As our lives in the twenty-first century become more digital, we need to do it safely to avoid online threats like malware. Malware is software that is meant to damage or disable computers, usually disguised in executable files like programs or pictures. Malware includes things like viruses, worms, trojan horses, spyware, adware, and other malicious programs. Once malware infects your computer or mobile device, it can go after your personal and financial information, and leave your life in disarray.
However, by following a few safe dos and don’ts, you can avoid a lot of the dangers present in today’s malware.
- use automatic updates
- use security software
- use strong passwords
- backup your personal files
- open unknown emails
- use the same password for multiple online accounts
- use outdated software
- download software from unknown sources
Most of the major Operating Systems in use today (Windows, OSX, Linux, etc.) will automatically apply updates on a periodic basis. While some of these updates are minor changes, others are security patches that fix critical vulnerabilities discovered by analysts and researchers. By installing these updates your are keeping yourself protected from possible exploit attempts.

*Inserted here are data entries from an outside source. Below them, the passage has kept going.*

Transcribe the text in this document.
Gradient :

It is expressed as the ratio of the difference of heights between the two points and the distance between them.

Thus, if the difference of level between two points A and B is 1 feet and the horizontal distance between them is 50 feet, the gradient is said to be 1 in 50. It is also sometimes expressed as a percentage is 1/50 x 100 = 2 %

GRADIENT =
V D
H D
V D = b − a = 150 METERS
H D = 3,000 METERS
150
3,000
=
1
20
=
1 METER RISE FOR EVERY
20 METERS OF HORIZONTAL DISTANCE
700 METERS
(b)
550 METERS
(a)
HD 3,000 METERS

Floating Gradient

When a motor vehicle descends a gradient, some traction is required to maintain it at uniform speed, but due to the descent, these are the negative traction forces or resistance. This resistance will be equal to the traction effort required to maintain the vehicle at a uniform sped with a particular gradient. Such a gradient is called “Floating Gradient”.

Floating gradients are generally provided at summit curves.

Sometimes even the “known-safe” websites become unsafe if they are compromised by hackers. In these cases, a strong AntiVirus program coupled with a second layer of defense (such as malware and/or exploit protection) will serve to protect you should something go wrong.
Many online accounts become compromised due to weak passwords. A password needs to be complex, using a mixture of letters, numbers, and special characters. You’ve likely heard this tip for a long time, but it doesn’t always stick with people since these passwords become hard to remember. On a positive note, a password manager can organize your passwords for you and store them in a secure, encrypted format.
Hope for the best, prepare for the worst. If your computer or mobile device does get infected with malware, there is no telling how it might alter your filesystem. With powerful ransomware like Cryptolocker around, a malware infection could turn a headache into a heartache. For this reason, it’s always a good idea to perform routine backups in case your important files are affected by malware.
Forget don’t respond, don’t even open an email if it’s from an unknown sender. Also, be wary of emails claiming to be from businesses and financial institutions like your bank; they could be phishing emails designed to capture your personal information. Always verify the sender address.
When passwords are complex, they’re hard to remember. Because of this it’s always tempting to use one password for all of your important online accounts. Hackers know this, so develop the habit of using unique passwords for each of your online accounts. Like we mentioned earlier, you can use a password manager to help you organize this mess.
A lot of popular software applications that you use everyday have unknown vulnerabilities that cybercriminals can exploit, giving them unauthorized access to your computer or mobile device. Always make sure your software stays up-to-date when using it. As a sidenote, if you don’t use the software, uninstall it to avoid any unnecessary risk.
Before you introduce new software to your computer or mobile device, it never hurts to do a quick Internet search on the software or website you’re downloading from to make sure it’s safe. If negative information or nothing comes back at all, that’s usually a good sign to stay away.
Malware is a very serious threat to anyone who uses the internet. Internet users today need to be aware of the dangers of malware infections in order to defend themselves adequately. By following the aforementioned dos and don’ts, you will be much less likely to become infected by malware.